I did about 10 years ago and it is very expensive. It has a base module and then you buy additional modules for each product that FLEXnet manages. We had Unigraphics, Pro/Engineer and Nastran and management decided that to have the software tell us we were out of licenses about once every 2 months was not worth the cost. We just modified the PTC Status tool to report on all 3 software packages. Nastran has switched to a different licensing scheme using tokens since that time.

Thank you,

Ben H. Loosli
USEC, INC.
1-Visitor
March 29, 2013

Hi folks


I'm using CADminTools to monitor over 1000 people on various packages: Creo, Autocad, Solidworks, Inventor, etc, all with floating licenses via FlexLM... over 20 codes in all.


There's an old version of it somewhere open-source, but I stopped updating it years back... had thought about re-publishing it if there was interest.


Regards


Edwin

12-Amethyst
March 29, 2013

I've been using a tool called "License Monitor" written by Jason Ruprecht and made available online years ago. I'm monitoring about 8 different FlexLM issued pools of licenses with it and found it simple to set up and use. Unfortunatley, I'm not finding it online right now. I think it used to be on sourceforge. Although it simply logs the data in text files, it is pretty easy to pull these into Excel & Access to get great information out of the data. I graph the utilization of each license type (checked every 15 minutes)so I know when we should consider adding licenses and can track how many hours of use each user has of each license type throughout the year. Nothing like a line graph showing utilization pegged as justification to buy more licenses. Also very handy when the accounting office wants to know how they should charge the PTC maintenance bill to the various product groups using the software - generate a department based % utilization report with a nice pie chart.

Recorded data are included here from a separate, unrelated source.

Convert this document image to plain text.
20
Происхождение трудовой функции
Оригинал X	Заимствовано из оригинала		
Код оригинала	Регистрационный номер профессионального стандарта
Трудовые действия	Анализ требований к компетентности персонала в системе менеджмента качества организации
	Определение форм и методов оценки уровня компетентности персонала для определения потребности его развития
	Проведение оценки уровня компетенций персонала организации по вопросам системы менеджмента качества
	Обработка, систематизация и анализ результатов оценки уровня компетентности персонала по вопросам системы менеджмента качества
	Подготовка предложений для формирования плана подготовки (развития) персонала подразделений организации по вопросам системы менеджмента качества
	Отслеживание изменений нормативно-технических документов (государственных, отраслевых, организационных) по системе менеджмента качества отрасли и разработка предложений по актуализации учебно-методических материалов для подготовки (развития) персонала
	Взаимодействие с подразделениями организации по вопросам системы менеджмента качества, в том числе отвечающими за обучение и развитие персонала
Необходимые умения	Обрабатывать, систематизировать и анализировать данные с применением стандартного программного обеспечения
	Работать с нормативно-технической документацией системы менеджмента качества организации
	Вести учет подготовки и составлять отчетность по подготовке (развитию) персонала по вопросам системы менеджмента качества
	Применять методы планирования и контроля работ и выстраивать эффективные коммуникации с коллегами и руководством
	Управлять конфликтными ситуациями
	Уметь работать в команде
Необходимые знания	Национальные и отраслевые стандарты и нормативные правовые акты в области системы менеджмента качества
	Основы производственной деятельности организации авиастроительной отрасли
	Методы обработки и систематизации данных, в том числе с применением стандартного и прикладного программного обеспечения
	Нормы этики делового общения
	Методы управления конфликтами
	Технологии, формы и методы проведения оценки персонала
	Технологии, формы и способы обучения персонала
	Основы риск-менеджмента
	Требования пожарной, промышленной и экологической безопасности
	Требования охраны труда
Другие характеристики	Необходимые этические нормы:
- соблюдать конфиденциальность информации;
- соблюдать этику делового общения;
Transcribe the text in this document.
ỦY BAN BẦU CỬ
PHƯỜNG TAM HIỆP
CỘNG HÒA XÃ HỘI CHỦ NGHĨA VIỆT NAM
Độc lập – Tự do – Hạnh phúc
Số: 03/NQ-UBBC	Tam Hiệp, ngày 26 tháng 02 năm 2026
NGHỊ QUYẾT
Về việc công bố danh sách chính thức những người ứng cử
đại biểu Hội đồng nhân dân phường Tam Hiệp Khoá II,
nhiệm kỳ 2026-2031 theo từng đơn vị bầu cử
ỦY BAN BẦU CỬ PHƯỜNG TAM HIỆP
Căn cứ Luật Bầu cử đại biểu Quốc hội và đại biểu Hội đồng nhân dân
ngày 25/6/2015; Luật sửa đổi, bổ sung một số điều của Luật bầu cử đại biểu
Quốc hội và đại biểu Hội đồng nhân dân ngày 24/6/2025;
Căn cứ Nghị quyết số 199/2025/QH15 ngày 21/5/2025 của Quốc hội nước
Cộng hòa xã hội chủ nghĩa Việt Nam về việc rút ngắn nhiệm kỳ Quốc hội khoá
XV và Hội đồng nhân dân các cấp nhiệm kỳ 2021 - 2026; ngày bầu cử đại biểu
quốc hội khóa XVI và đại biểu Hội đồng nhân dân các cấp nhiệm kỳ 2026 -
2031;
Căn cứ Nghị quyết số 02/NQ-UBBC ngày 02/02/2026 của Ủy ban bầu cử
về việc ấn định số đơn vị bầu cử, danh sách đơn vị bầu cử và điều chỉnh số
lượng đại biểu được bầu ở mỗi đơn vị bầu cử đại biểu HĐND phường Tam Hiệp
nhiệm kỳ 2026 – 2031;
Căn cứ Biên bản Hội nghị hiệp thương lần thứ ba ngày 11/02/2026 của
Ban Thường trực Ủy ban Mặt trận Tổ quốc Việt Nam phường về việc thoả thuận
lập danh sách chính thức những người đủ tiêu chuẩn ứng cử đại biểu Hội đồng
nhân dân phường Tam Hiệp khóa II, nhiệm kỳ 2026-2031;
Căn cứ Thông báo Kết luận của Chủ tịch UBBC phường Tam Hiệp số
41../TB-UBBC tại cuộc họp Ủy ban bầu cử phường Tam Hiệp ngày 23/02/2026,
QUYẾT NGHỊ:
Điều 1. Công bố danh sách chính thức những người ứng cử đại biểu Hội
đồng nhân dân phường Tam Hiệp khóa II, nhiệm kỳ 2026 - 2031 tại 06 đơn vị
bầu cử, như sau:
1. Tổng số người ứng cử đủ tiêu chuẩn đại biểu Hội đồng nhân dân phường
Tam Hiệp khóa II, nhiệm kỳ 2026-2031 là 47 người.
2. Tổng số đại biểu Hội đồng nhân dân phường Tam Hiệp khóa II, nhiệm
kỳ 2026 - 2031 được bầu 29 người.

For times when all licenses are in use I've created simple scripts that directly call the FlexLM service with command line functions. I have one for each of the key licenses types where we have asmall number. The user goes to a web pagewhere there is alink to the .bat file that calls FlexLM, they click on it and the window lists who has the license(s) in use. Quick call or email & they can arrange a handoff of the license.


Alfonso - that tool your intern developed looks pretty slick

10-Marble
March 29, 2013

We use a perl script that I wrote about 10 years ago that strips the user, licenseand start and stop time information out of the log fileand then pushes the data into a MySQL database. We look at the results on some web pages using php's GD image library. All the graphics are generated on the fly. The images that it creates are a bit dated looking. I haven't played around with any of it for years: it's simple &just works..


It's not perfect but it gives us a consistent record of who uses what and when.


We originally started recording login times backin the early 90's when our company bought a bunch of SGI unix workstations each with a seat of Pro/Engineer for $30-40k a pop and our CEO wanted to make sure we were using them after spending all that cash (even wanted 2 shifts, which was impractical and thankfully was never enforced).


If anyone's interested in any of this, I'm happy to forward it along.